Die Verfügungsbeklagte beantragt, den Antrag auf Erlass einer
einstweiligen Verfügung zurückzuweisen.
Die Verfügungsbeklagte ist der Auffassung, dass der ihre
Haftung auslösende Hinweis erst durch die Zustellung der
Antragsschrift erfolgte. Zu diesem Zeitpunkt seien die Fotos schon
entfernt gewesen. Daher sei weder ein Unterlassungsanspruch noch ein
Eilbedürfnis gegeben. Im Übrigen seien die Fotos
unverzüglich auf die Beschwerde des Herrn G entfernt worden.

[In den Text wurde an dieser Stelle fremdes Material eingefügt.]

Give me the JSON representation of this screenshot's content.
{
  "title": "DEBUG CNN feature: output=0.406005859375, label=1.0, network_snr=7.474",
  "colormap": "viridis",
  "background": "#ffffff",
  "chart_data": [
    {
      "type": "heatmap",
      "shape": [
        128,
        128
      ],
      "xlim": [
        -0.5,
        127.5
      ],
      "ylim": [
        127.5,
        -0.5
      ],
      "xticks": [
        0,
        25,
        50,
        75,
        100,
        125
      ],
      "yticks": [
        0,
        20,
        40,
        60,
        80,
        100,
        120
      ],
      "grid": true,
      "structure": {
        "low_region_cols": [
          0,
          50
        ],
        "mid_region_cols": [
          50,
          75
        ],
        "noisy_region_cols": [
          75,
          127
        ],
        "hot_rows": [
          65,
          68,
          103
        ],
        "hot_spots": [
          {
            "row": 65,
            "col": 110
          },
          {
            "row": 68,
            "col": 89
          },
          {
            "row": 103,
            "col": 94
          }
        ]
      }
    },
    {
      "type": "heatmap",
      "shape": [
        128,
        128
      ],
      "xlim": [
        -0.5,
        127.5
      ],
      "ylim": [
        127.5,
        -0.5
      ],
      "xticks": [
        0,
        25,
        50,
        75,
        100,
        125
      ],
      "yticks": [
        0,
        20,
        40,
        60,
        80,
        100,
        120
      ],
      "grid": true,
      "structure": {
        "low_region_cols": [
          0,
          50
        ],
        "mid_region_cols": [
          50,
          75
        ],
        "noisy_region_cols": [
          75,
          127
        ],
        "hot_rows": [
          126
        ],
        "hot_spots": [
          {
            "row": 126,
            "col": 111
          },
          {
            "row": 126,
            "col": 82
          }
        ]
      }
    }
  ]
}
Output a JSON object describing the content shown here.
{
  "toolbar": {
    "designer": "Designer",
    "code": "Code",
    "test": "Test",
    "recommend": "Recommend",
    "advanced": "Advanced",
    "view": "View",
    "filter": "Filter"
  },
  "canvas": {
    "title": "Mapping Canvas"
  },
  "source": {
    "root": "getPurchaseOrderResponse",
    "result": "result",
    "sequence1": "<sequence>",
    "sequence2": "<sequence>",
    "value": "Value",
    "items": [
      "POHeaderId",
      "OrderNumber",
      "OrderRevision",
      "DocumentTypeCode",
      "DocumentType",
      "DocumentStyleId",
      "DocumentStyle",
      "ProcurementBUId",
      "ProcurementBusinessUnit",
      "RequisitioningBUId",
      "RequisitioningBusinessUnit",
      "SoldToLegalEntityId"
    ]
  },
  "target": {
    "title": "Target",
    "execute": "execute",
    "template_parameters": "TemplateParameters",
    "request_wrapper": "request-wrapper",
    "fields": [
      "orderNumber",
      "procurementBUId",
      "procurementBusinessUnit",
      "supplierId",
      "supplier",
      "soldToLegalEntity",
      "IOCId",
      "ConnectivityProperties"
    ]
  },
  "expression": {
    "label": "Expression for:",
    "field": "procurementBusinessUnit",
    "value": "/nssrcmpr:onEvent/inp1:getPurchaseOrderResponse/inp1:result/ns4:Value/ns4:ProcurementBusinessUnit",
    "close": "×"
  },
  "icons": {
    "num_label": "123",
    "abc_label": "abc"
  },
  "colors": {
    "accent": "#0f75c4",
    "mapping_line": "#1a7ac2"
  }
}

Eine Verletzung der Impressumspflicht gemäß
§ 55 RStV liege nicht vor, da es sich nicht um ein
redaktionelljournalistisches Angebot handle, sondern um schlichte
Meinungsäußerung des Bloggers. § 55 RStV
sei zudem eine objektive Ordnungsvorschrift, aus der die
Verfügungskläger keine Rechte herleiten
könnten. Die anonyme Nutzung des Internets sei zudem
gesetzgeberisch gewollt, wie § 13 TMG zeige. Wegen der
weiteren Einzelheiten des Sach- und Streitstandes wird Bezug genommen
auf den vorgetragenen Inhalt der von den Parteien gewechselten
Schriftsätze und auf die von ihnen eingereichten Urkunden, die
Gegenstand der mündlichen Verhandlung gewesen sind.
Gründe:
Der Antrag auf Erlass einer einstweiligen Verfügung war nach
dem Ergebnis der mündlichen Verhandlung wie erkannt
stattzugeben, im Übrigen zurückzuweisen.
Es lag nur hinsichtlich der Anträge 1 a) und 2 a) ein
Anordnungsanspruch vor.
Im Einzelnen:
I. Die örtliche Zuständigkeit des Landgerichts
Köln ist gegeben, da sich die Inhalte des blogs erkennbar an
Adressaten im gesamten Gebiet der Bundesrepublik richten und damit auch
in Köln wahrgenommen werden. Die Kenntnisnahme von dem
beanstandeten Inhalt lag damit erheblich näher als dies
aufgrund der bloßen Abrufbarkeit des Angebots der Fall
wäre und die von den Verfügungsklägern
behauptete Rechtsverletzung durch Kenntnisnahme der Inhalte
würde (auch) im Inland eintreten (BGH Urt. v. 02.03.2010, VI
ZR 23/09 - New York Times, Rz. 20). Die Zuständigkeit
gemäß § 32 ZPO ist daher gegeben.
II. Der Beurteilung ist auch deutsches Recht zugrunde zu legen. Nach
den im internationalen Privatrecht maßgeblichen
Grundsätzen ist auf Ansprüche aus einer unerlaubten
Handlung, zu denen auch die auf eine Verletzung des
Persönlichkeitsrechts gestützten
Unterlassungsansprüche gehören (BGH, 19.12.1995 - VI
ZR 15/95, NJW 1996, 1128, 1129 m. w. N.), das Recht des Tatorts
anzuwenden. Dies ist bei Internetdelikten einmal der Handlungsort, zum
anderen aber auch jeder Ort, an dem das Medium verbreitet wird. Ob
daneben für Unterlassungsansprüche, soweit es um die
Verbreitung in anderen Ländern geht, auch die Anwendung des
ausländischen Rechts in Betracht kommt, bedarf keiner
Klärung.
III. Anträge zu 1a und 2a Der
Verfügungskläger ist für den Antrag zu 1 a)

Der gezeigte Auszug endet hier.